Teaching further requires something of a preacher: it is not exactly comforting the afflicted and afflicting the comfortable, but it’s close. My task is to clarify what seems obscure and to render obscure and challenging what seems already clear. When we read Nietzsche, my religious students need to feel the force of his objections regarding their ability to love this world; when we look at arguments for the existence of God, my atheist students need to recognize that there might well be good arguments for the unseen. One challenging aspect of leading class discussions that pertains to this role: negotiating the varying levels and kinds of authority that students have over one another. I had one student in an ethics course who was a refugee from Syria; she could claim experiential authority concerning the complexities of the situation there that no one else could match, but her engagement rarely extended to explaining those complexities. Another student in the same class was of Lebanese descent; he was particularly eloquent (which carries its own kind of authority) and especially interested in thinking about ethical examples from the current situations in the Middle East. They clashed frequently but productively, and I understood my role to be challenging each of them in a different way, so as to provide some check on their authority over the other students, thus enabling the free flow of discussion.
Above all, teaching requires a seeker: most people will not recognize their longing for wisdom unless it is manifest that we ourselves, their teachers, are shaped by that longing. I think the most important things I can do for students in this respect are to take their questions seriously, strengthening them as necessary, and to make at least some of my own questions public, demonstrating what the life devoted to philosophy can look like.
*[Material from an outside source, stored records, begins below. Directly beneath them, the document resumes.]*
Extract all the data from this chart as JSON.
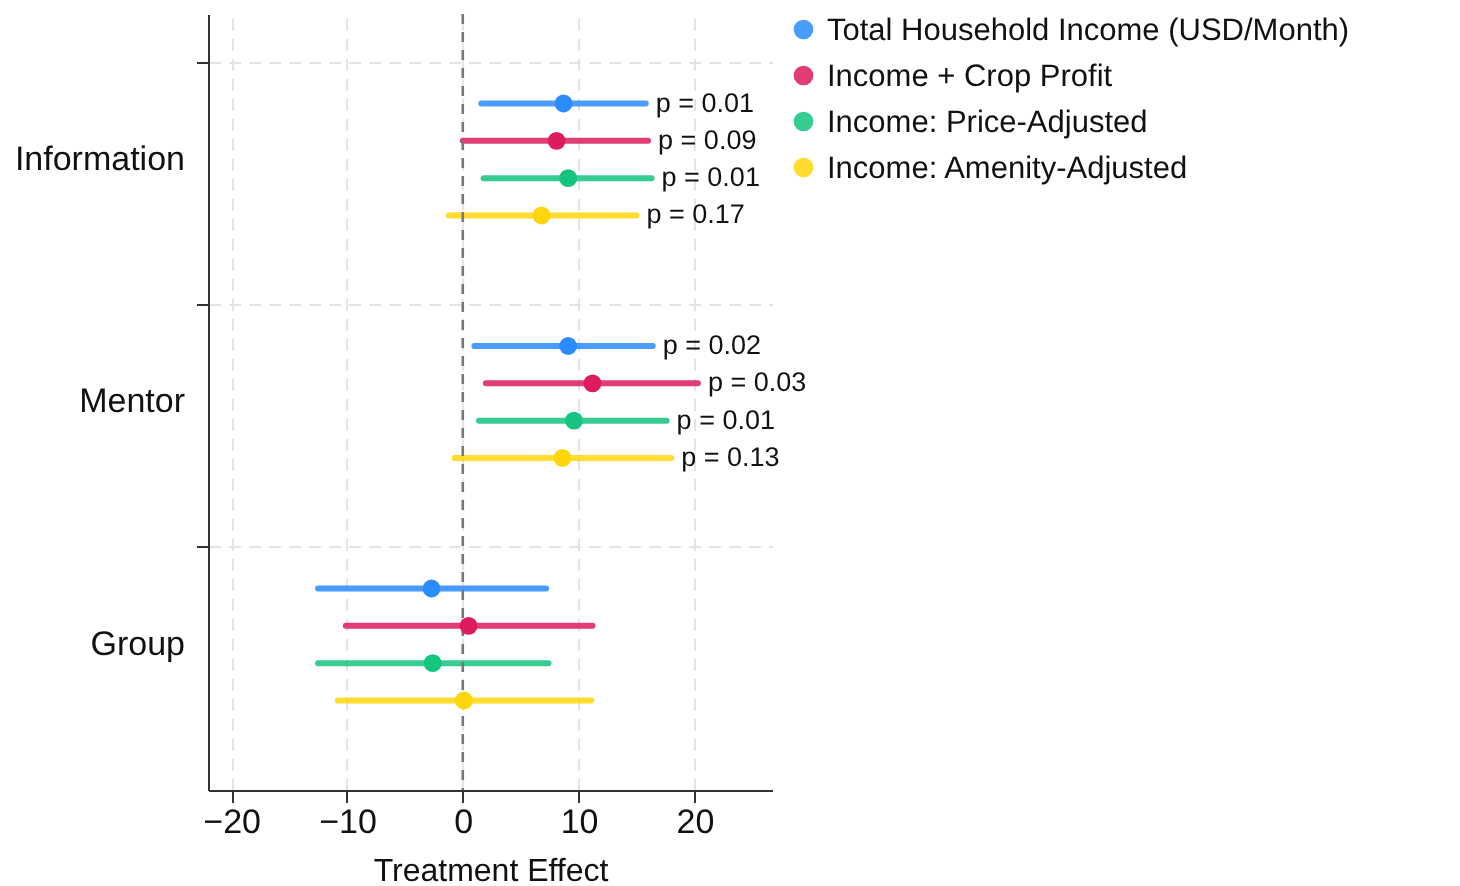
{
  "chart_data": {
    "type": "scatter",
    "orientation": "horizontal",
    "xlabel": "Treatment Effect",
    "categories": [
      "Information",
      "Mentor",
      "Group"
    ],
    "xlim": [
      -22,
      26.7
    ],
    "xticks": [
      -20,
      -10,
      0,
      10,
      20
    ],
    "grid": true,
    "legend": "top right",
    "marker": "circle",
    "ref_lines": [
      {
        "axis": "x",
        "value": 0,
        "line_style": "dashed",
        "color": "#777777"
      }
    ],
    "annotations": [
      "p = 0.01",
      "p = 0.09",
      "p = 0.01",
      "p = 0.17",
      "p = 0.02",
      "p = 0.03",
      "p = 0.01",
      "p = 0.13"
    ],
    "series": [
      {
        "name": "Total Household Income (USD/Month)",
        "color": "#2a8cff",
        "values": [
          8.7,
          9.1,
          -2.7
        ],
        "errors": [
          [
            1.6,
            15.8
          ],
          [
            1.0,
            16.4
          ],
          [
            -12.5,
            7.2
          ]
        ]
      },
      {
        "name": "Income + Crop Profit",
        "color": "#dc1c5c",
        "values": [
          8.1,
          11.2,
          0.5
        ],
        "errors": [
          [
            0.0,
            16.0
          ],
          [
            2.0,
            20.3
          ],
          [
            -10.1,
            11.2
          ]
        ]
      },
      {
        "name": "Income: Price-Adjusted",
        "color": "#14c47f",
        "values": [
          9.1,
          9.6,
          -2.6
        ],
        "errors": [
          [
            1.8,
            16.3
          ],
          [
            1.4,
            17.6
          ],
          [
            -12.5,
            7.4
          ]
        ]
      },
      {
        "name": "Income: Amenity-Adjusted",
        "color": "#ffd60a",
        "values": [
          6.8,
          8.6,
          0.1
        ],
        "errors": [
          [
            -1.2,
            15.0
          ],
          [
            -0.7,
            18.0
          ],
          [
            -10.8,
            11.1
          ]
        ]
      }
    ]
  }
}
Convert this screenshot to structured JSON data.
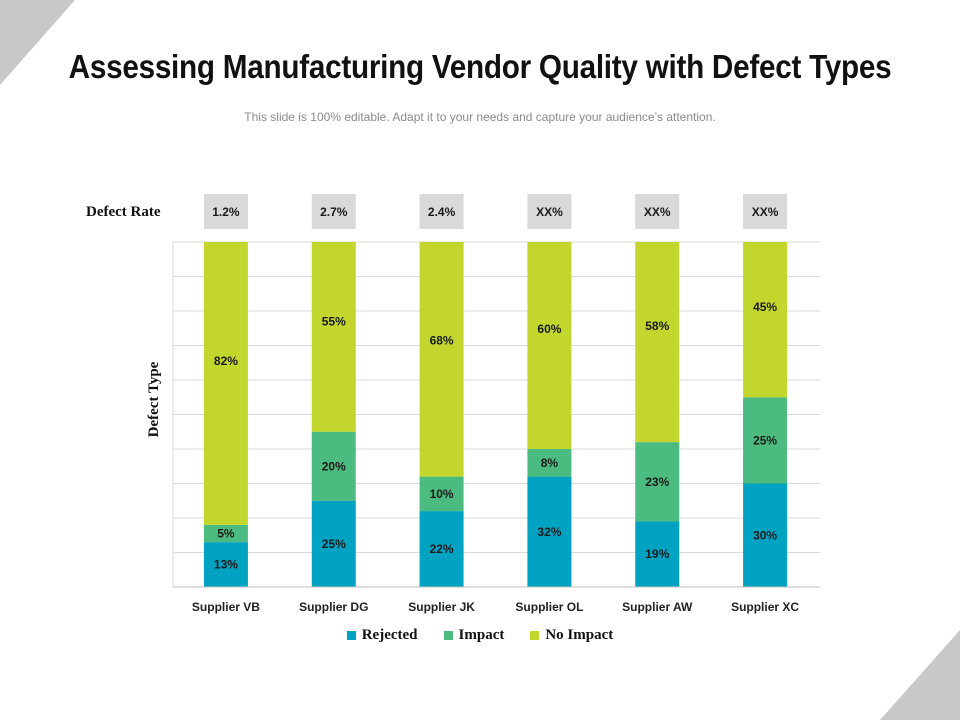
{
  "slide": {
    "title": "Assessing Manufacturing Vendor Quality with Defect Types",
    "subtitle": "This slide is 100% editable. Adapt it to your needs and capture your audience’s attention."
  },
  "colors": {
    "rejected": "#00A2C2",
    "impact": "#4CBB7F",
    "no_impact": "#C2D62E",
    "rate_box": "#D9D9D9",
    "grid": "#D9D9D9",
    "corner": "#C8C8C8"
  },
  "chart_data": {
    "type": "bar",
    "stacked": true,
    "categories": [
      "Supplier VB",
      "Supplier DG",
      "Supplier JK",
      "Supplier OL",
      "Supplier AW",
      "Supplier XC"
    ],
    "series": [
      {
        "name": "Rejected",
        "values": [
          13,
          25,
          22,
          32,
          19,
          30
        ],
        "labels": [
          "13%",
          "25%",
          "22%",
          "32%",
          "19%",
          "30%"
        ]
      },
      {
        "name": "Impact",
        "values": [
          5,
          20,
          10,
          8,
          23,
          25
        ],
        "labels": [
          "5%",
          "20%",
          "10%",
          "8%",
          "23%",
          "25%"
        ]
      },
      {
        "name": "No Impact",
        "values": [
          82,
          55,
          68,
          60,
          58,
          45
        ],
        "labels": [
          "82%",
          "55%",
          "68%",
          "60%",
          "58%",
          "45%"
        ]
      }
    ],
    "defect_rate_label": "Defect Rate",
    "defect_rates": [
      "1.2%",
      "2.7%",
      "2.4%",
      "XX%",
      "XX%",
      "XX%"
    ],
    "ylabel": "Defect Type",
    "xlabel": "",
    "ylim": [
      0,
      100
    ],
    "grid": true,
    "legend": "bottom"
  }
}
Concretely, I think about teaching in two ways, both indebted to Aristotle. On one side, there is the need to proceed in small steps, with frequent, sequenced assignments, so as to build good habits. The other side requires successfully navigating the economy of student life by structuring grade incentives to give them external reasons for doing intrinsically worthwhile things. (I take the latter to be a way of managing moral luck.)
[For particular examples of these concrete strategies or to see particular syllabi, please contact me.]
While I am trying to introduce my students to some of the great thinkers from world history, I am also convinced that teaching philosophy requires instilling a love for language and a concern for moral character as deeply relevant to intellectual inquiry. I am grateful to have been honored with such a calling.